Object detection of single class with RetinaNet

I want to detect signatures on photos and I cannot get good results. I have 60 labels in the train dataset and cannot anything out of it while Google AutoML does a decent job.

I tried changing ratios and scales for boxes for no avail. Any thoughts?

Also when I plot bboxes, images from dls.valid_ds are not resized - how do I get resized ones?
Answer - with Resize(size, method=ResizeMethod.Squish)(img)

My notebook

I am looking at the found boxes and they seem too big, even though I used very low scales:

scales = [0.25, 0.5, 0.75]
ratios = [0.25, 0.5, 1]

What’s happening?

I think something similar happened with me last year. You can use kmeans clustering with IoU as distance metric to automate finding anchor boxes for you. This is usually done in YOLO models. Here’s one link you can refer - https://lars76.github.io/object-detection/k-means-anchor-boxes/

If I remember correctly, I used kmeans to find both anchor ratios and sizes. It worked quite well!

1 Like

Ok, so the deal is that V2 uses x1,y1,x2,y2 bbox notation while V1 y1,x1,y2,x2.
And I used Retinanet code from V1.

1 Like

You should be able to pass in y_first = True to fix that

1 Like

But that doesn’t help since retinanet code has bunch of functions using V1 notations, and y_false doesn’t change the order of points in a databunch.

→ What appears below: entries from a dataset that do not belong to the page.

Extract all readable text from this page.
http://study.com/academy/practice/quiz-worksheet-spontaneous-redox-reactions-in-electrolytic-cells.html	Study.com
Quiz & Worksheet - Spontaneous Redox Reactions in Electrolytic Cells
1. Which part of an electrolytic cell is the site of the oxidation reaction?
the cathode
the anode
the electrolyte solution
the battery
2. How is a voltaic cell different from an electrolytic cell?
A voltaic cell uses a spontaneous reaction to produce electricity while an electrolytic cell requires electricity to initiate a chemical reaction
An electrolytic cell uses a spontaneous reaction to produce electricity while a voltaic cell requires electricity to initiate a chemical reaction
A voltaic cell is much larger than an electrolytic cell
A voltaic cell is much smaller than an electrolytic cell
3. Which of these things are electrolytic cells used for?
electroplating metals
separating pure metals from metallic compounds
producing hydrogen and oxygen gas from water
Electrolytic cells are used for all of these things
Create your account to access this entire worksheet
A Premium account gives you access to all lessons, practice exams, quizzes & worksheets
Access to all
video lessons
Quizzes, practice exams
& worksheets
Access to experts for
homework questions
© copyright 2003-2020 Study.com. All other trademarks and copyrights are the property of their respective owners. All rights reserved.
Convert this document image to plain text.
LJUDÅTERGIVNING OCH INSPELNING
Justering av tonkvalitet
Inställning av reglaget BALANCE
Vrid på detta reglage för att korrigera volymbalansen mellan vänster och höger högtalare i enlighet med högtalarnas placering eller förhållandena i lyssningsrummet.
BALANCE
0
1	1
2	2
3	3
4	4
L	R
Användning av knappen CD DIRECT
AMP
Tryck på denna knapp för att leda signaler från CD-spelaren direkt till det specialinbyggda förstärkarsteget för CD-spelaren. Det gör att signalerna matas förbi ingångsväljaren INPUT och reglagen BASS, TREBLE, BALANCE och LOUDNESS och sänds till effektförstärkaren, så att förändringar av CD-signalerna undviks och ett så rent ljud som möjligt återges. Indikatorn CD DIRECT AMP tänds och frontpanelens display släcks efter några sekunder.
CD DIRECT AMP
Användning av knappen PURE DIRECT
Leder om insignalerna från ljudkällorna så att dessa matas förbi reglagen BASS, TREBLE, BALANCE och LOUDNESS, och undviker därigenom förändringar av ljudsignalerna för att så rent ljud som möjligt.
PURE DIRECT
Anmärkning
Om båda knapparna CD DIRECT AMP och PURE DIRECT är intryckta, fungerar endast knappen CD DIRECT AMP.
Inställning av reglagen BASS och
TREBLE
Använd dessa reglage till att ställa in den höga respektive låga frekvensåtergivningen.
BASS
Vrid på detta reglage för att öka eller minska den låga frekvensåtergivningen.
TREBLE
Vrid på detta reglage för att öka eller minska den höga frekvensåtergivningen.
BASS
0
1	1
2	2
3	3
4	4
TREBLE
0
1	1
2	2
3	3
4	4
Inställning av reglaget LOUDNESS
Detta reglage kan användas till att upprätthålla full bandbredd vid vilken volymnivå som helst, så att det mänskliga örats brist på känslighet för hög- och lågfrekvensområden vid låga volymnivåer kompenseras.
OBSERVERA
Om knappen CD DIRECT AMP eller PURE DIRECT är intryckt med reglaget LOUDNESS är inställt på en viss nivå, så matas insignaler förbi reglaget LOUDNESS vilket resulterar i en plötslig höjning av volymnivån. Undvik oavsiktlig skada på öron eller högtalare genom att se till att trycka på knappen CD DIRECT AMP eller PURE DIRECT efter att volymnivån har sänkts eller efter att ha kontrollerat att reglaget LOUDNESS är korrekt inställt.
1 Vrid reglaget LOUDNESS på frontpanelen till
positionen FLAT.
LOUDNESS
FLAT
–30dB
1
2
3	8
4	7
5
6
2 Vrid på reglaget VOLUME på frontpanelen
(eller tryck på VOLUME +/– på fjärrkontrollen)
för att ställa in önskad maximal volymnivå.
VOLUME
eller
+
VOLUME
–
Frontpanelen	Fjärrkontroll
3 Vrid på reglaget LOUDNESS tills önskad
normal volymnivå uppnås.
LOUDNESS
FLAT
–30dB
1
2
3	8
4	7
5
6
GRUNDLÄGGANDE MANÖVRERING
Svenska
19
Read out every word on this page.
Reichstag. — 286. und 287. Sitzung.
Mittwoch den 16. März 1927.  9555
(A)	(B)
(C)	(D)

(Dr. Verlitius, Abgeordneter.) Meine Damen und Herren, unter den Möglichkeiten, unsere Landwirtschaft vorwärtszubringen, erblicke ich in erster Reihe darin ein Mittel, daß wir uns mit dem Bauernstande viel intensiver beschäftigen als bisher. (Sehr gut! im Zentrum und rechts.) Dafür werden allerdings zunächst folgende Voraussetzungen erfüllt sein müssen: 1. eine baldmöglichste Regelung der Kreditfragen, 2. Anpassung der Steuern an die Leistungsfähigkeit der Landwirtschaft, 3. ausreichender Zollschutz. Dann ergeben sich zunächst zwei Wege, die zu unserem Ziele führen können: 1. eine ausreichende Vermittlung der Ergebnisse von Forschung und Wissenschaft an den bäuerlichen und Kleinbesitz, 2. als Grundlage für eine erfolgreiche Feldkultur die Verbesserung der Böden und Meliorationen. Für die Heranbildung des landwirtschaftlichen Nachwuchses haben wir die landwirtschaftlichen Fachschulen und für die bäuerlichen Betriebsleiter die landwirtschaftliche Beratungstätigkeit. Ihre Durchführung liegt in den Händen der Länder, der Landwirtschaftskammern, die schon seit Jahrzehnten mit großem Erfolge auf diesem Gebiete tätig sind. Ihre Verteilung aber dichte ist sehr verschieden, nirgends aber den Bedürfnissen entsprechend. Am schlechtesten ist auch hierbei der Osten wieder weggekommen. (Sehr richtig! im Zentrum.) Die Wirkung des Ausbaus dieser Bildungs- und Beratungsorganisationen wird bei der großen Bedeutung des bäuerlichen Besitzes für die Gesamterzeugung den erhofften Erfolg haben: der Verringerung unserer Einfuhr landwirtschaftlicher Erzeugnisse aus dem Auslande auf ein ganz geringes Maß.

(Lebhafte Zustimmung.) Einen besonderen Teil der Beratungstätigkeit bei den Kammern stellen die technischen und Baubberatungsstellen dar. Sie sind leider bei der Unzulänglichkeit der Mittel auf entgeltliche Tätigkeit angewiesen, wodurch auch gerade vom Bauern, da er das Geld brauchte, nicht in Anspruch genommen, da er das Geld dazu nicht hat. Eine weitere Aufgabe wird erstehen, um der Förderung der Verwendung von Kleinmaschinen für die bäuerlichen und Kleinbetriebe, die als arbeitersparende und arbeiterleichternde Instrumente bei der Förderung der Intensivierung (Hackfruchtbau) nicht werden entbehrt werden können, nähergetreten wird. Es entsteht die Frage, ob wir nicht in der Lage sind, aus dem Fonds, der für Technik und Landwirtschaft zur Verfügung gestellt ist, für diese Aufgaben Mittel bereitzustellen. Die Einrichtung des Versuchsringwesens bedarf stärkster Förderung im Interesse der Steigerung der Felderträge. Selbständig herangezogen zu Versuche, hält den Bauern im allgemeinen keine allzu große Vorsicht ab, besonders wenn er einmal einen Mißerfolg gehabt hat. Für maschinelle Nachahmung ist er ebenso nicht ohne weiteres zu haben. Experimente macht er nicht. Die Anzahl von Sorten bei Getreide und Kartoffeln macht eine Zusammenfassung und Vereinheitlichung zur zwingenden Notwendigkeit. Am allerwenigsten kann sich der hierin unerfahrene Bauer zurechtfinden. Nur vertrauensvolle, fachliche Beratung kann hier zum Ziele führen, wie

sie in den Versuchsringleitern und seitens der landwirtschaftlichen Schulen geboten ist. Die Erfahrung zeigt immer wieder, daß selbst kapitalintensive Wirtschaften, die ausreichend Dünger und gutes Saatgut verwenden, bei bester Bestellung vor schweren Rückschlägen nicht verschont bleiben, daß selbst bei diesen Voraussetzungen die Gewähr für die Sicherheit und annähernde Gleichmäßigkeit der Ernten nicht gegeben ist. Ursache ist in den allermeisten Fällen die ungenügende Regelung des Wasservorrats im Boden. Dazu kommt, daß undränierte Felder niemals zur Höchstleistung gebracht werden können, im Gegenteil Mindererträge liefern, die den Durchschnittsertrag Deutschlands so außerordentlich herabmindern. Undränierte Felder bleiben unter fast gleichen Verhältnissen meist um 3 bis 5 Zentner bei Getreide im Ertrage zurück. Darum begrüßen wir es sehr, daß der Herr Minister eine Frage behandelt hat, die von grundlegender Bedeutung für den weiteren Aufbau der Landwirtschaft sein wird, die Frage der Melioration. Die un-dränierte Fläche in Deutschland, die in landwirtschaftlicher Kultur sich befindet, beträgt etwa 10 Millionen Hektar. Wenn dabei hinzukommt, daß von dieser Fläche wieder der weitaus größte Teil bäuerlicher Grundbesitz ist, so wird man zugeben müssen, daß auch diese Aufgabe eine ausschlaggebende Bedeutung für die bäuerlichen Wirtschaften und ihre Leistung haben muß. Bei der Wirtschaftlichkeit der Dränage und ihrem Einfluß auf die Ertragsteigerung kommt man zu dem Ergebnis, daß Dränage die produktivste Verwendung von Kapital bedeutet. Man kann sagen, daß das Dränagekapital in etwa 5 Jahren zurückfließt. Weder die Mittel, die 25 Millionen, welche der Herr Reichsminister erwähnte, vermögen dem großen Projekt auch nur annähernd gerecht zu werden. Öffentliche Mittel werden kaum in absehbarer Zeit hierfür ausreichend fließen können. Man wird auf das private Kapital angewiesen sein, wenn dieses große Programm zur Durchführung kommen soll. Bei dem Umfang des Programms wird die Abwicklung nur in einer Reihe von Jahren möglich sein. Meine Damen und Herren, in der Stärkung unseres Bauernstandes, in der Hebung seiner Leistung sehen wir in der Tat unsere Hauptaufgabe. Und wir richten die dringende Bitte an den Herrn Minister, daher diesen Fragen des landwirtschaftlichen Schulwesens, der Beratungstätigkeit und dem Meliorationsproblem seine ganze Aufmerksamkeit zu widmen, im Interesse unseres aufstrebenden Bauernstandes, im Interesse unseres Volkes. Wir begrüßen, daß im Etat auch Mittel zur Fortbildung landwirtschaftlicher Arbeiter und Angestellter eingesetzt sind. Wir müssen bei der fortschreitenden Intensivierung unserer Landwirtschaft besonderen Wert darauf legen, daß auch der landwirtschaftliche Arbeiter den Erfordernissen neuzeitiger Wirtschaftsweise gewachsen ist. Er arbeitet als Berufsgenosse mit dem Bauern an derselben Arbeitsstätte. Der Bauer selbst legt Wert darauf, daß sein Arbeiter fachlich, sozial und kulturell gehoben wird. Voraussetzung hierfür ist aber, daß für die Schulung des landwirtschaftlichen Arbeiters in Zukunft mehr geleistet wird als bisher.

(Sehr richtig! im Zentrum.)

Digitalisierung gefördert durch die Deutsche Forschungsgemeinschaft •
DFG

I don’t see any way except rewriting retinanet code. Maybe rewriting TensorBBox could help.

You may be better off here, but I still am not quite understanding asto why this would be an issue. Both v1 and v2 should be outputting the same thing. Can you make a databunch using the same base file and show what it’s outputted bounding box tensors look like? I’ve looked at this extensively and their endpoints should be the same.

I’ll double check but from what I see V2 databunch order is not the same as V1.

Yep, I confirm that the order in databunches is different for object detection.

Also, these functions return sizes like:
Transform(PILImage.create)() - w,h
open_image() - h,w

I hate this issue of different styles of bounding box representation. Someone should standardise it! It gets very confusing sometimes, especially when writing code to generate anchor boxes and loss functions.

I would also recommend you to reimplement it yourself. That’s what I did as well.
Btw anyone knows why fastai uses a range of -1 to 1 for anchor boxes instead of standard 0 to 1 range.
I used the 0 to 1 range for anchor boxes in my implementation and it worked fine.

When we transform points, they’re normalized -1 to 1

That’s because we use tanh, isn’t it? I have used sigmoid and it works too. Is there any specific reason for using tanh?

No that’s because it’s what PyTorch uses for functions like grid_sample and affine_grid, so we follow that convention.

1 Like